Palmatine mitigates ischemic brain injury by regulating microglial polarization and sphingolipid metabolism.

Background: To elucidate the therapeutic effects and underlying mechanisms of palmatine, a principal alkaloid derived from Coptis chinensis, on neuroinflammation in ischemic stroke rat models induced by middle cerebral artery occlusion (MCAO).

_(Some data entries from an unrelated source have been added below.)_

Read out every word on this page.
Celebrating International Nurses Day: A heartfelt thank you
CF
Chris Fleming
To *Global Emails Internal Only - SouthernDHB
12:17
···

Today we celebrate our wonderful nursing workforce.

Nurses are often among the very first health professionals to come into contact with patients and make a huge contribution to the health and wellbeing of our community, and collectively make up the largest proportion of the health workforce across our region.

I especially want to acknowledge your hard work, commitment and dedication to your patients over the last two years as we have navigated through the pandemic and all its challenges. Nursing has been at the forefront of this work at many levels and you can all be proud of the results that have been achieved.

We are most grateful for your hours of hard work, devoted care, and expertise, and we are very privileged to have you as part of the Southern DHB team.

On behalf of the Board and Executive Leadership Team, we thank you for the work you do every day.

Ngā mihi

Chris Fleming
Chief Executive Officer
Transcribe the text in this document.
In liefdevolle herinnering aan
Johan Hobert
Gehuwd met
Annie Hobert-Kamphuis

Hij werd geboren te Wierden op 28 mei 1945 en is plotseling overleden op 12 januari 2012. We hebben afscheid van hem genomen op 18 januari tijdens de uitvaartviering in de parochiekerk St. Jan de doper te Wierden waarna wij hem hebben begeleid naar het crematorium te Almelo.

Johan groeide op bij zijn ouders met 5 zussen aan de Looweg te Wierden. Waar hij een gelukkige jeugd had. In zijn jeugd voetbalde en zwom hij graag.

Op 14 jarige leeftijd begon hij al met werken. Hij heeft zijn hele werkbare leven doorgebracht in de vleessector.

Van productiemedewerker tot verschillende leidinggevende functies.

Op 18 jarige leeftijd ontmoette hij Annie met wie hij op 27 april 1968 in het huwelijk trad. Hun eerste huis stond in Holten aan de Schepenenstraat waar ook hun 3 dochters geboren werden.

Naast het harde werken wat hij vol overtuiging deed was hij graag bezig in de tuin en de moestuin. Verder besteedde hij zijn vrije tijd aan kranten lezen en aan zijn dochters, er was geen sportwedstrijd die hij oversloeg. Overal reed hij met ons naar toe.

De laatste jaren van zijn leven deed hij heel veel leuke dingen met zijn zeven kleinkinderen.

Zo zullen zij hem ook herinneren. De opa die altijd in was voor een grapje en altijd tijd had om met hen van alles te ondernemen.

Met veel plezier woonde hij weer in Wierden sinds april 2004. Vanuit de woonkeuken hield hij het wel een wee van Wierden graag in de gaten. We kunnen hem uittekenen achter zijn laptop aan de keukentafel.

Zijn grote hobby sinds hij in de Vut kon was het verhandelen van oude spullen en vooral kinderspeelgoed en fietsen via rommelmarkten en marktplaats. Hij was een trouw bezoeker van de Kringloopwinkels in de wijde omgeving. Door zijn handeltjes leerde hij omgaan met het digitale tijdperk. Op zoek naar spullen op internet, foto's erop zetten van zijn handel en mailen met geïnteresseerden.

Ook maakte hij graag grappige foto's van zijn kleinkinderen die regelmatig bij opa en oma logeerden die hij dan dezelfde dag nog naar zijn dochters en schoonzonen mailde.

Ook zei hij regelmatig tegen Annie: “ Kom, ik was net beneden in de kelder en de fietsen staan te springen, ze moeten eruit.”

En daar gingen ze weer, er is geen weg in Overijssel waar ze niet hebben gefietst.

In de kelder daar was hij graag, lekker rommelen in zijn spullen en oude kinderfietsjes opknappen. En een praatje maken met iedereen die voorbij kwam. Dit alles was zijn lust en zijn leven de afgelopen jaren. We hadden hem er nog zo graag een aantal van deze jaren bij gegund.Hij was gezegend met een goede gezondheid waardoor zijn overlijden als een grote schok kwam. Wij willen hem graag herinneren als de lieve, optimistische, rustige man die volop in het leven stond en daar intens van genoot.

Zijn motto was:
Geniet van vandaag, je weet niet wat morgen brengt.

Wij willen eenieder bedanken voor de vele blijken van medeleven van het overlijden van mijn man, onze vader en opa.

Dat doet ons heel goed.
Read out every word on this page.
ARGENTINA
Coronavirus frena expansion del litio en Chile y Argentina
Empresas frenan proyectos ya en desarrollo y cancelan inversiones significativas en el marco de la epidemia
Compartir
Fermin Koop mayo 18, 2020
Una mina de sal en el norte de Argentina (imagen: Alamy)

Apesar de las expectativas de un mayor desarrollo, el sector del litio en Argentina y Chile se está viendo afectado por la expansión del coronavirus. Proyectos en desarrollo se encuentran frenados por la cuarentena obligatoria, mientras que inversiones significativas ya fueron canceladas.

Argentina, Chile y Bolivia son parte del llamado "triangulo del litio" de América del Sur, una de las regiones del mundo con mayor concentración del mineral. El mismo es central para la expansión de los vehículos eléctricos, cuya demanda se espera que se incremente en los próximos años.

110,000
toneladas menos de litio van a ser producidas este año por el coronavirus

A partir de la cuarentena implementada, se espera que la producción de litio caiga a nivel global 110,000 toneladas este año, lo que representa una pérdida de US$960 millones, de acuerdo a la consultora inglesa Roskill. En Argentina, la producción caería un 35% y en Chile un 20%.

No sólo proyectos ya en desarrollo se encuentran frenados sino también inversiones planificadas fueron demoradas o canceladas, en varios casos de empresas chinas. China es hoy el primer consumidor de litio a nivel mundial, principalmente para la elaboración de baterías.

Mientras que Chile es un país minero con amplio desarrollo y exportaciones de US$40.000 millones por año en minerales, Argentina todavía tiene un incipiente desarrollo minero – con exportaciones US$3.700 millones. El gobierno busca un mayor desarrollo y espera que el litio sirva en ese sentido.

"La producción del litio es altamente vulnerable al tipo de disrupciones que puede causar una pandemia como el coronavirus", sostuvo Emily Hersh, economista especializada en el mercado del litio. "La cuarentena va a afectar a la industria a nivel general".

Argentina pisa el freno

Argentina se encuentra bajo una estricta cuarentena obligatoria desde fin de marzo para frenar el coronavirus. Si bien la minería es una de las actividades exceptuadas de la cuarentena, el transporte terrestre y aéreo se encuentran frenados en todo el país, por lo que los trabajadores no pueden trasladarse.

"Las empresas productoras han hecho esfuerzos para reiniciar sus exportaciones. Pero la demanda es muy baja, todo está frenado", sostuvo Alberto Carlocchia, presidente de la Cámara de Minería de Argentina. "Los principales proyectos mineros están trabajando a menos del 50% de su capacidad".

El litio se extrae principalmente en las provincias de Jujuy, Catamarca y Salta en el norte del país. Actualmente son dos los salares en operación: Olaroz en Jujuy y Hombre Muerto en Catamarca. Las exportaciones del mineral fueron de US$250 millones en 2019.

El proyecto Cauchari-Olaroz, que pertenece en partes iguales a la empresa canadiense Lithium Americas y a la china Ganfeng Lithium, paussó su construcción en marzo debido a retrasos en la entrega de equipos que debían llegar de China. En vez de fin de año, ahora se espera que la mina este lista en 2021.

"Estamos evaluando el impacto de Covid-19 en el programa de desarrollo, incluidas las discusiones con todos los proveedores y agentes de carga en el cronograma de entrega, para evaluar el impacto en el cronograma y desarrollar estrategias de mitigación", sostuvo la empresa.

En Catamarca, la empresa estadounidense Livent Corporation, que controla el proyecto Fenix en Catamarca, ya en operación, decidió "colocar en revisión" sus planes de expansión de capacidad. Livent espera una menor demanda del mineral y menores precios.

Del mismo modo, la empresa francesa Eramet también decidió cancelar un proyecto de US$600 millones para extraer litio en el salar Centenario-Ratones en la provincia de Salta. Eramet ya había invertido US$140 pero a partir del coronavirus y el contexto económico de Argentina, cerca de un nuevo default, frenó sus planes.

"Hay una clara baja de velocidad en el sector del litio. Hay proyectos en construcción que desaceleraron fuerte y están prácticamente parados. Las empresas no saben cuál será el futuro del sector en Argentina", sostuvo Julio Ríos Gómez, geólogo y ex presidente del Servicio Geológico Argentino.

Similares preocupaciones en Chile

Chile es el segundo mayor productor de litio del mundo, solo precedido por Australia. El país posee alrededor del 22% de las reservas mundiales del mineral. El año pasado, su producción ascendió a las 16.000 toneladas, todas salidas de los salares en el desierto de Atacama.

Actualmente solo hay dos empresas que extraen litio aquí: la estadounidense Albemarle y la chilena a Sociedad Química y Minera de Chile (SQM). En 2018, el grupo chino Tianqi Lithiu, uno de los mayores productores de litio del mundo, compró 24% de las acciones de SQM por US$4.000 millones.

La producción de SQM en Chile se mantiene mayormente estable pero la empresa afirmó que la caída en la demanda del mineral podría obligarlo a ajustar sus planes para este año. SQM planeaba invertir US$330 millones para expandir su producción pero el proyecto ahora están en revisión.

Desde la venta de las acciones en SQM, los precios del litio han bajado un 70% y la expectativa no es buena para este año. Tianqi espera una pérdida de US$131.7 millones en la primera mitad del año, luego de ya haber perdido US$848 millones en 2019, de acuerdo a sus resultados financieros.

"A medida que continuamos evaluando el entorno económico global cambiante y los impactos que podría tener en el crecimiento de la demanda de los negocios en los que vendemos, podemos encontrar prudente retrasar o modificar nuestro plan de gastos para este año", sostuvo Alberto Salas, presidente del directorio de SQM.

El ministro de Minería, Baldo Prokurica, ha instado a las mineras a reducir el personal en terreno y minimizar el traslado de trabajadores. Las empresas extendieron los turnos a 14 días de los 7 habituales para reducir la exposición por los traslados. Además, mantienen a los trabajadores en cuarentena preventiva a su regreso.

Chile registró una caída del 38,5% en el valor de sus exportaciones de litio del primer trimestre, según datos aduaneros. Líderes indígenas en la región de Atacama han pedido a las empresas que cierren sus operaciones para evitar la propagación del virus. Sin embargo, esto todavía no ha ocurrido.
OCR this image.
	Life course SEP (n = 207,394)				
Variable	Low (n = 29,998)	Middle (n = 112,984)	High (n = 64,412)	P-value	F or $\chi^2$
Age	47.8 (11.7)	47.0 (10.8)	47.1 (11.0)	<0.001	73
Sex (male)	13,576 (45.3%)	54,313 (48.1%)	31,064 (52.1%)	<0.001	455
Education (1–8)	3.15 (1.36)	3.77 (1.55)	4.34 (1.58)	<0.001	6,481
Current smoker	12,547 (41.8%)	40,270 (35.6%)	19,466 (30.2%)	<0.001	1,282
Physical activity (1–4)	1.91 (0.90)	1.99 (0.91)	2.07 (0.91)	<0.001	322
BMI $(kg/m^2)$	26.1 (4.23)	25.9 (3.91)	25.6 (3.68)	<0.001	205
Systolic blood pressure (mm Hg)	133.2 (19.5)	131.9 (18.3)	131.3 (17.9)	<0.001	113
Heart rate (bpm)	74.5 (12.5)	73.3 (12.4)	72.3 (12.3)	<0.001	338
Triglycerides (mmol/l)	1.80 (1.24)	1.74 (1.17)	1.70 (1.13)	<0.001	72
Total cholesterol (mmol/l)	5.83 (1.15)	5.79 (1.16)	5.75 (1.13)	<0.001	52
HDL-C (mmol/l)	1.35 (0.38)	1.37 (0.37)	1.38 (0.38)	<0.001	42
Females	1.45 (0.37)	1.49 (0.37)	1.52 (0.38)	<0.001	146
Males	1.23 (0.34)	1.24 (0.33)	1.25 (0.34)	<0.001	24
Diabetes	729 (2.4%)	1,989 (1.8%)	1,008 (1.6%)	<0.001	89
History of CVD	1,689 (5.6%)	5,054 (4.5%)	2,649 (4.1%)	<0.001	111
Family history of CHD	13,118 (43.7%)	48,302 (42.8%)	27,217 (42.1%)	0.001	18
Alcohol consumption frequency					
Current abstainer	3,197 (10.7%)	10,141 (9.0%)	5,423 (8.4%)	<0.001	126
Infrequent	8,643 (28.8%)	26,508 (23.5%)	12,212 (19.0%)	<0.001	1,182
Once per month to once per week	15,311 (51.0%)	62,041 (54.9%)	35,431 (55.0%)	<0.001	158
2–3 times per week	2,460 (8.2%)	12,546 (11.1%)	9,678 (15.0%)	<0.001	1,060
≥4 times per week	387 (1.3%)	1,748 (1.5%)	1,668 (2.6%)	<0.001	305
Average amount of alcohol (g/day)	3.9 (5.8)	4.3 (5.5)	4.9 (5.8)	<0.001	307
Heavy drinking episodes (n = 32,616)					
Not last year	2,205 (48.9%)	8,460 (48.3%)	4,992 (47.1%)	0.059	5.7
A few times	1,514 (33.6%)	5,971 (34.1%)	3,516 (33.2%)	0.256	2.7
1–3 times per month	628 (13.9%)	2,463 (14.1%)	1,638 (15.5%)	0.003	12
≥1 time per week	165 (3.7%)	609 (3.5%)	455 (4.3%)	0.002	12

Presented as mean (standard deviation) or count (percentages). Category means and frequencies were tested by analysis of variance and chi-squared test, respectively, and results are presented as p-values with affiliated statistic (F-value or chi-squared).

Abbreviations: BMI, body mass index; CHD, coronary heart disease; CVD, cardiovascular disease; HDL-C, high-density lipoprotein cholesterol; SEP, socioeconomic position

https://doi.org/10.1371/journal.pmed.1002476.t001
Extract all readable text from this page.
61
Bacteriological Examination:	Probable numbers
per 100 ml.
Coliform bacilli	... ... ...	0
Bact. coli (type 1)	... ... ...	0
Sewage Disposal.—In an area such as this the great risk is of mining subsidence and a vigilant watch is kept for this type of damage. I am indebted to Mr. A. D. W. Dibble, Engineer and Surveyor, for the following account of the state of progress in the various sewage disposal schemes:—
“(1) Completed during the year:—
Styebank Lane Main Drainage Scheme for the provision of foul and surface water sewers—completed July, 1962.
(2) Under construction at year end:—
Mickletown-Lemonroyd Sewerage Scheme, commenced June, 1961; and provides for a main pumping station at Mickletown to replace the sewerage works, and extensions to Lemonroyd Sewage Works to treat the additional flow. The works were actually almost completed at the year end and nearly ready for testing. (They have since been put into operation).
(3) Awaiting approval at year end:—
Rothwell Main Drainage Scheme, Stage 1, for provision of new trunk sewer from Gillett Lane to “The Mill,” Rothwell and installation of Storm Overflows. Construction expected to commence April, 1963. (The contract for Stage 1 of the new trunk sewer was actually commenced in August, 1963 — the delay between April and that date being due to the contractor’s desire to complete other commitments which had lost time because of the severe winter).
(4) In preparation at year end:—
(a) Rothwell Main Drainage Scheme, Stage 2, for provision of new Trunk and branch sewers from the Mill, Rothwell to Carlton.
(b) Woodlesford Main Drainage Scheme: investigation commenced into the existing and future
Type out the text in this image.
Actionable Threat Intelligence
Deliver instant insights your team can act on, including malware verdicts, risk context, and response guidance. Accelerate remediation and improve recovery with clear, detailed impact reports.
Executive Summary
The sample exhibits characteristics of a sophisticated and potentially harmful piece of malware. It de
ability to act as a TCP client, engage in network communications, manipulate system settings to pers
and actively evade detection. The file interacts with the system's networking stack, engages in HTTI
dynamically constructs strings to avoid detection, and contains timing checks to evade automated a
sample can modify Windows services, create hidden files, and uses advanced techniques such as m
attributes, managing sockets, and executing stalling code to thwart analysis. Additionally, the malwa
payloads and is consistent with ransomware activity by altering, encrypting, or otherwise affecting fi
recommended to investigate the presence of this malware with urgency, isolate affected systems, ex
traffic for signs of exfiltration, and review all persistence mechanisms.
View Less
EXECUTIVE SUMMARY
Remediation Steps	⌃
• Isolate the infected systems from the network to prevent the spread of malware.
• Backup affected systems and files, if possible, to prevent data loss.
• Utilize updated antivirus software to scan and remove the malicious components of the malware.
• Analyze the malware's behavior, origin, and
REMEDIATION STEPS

Methods: Initially, qPCR was employed to assess the impact of neurotrophic factors secreted by SH-SY5Y neuroblastoma cells on the phenotypes of BV2 cells. Alterations in sphingolipid profiles within neuronal supernatants were characterized using liquid chromatography-tandem mass spectrometry, and molecular docking studies were conducted to investigate the interaction of palmatine with key enzymes involved in sphingolipid metabolism. Subsequently, Rats were subjected to MCAO to mimic cerebral ischemia in vivo. Neurological function was evaluated using standardized tests, and brain pathology was assessed. LC-MS/MS was also utilized to quantify sphingolipid levels within the brain. BV2 cells and rats were subjected to TREM2 knockdown using lentiviral transfection and adeno-associated virus (AAV)-mediated delivery, respectively. The neuroprotective effects of palmatine were further delineated.

Results: In vitro, palmatine counteracted ischemia-induced microglial M1 polarization, promoting a neuroprotective M2 phenotype in BV2 cells. It modulated sphingolipid metabolism, normalizing ceramide and ceramide-1-phosphate levels in neuronal supernatants. In vivo, palmatine significantly ameliorated neurological deficits and restored sphingolipid homeostasis in MCAO-induced rats. TREM2 downregulation exacerbated ischemic injury, whereas SH-SY5Y-derived neurotrophic factors suppressed BV2 activation. Inhibition of the PI3K/AKT/mTOR/HIF-1α signaling cascade significantly attenuated palmatine's microglia-mediated neuroprotection.

Conclusion: Palmatine exerts neuroprotection by reducing levels of ceramide through its conversion to ceramide-1-phosphate, a process that is mediated by TREM2 on microglia and the PI3K/AKT/mTOR/HIF-1α signaling pathway.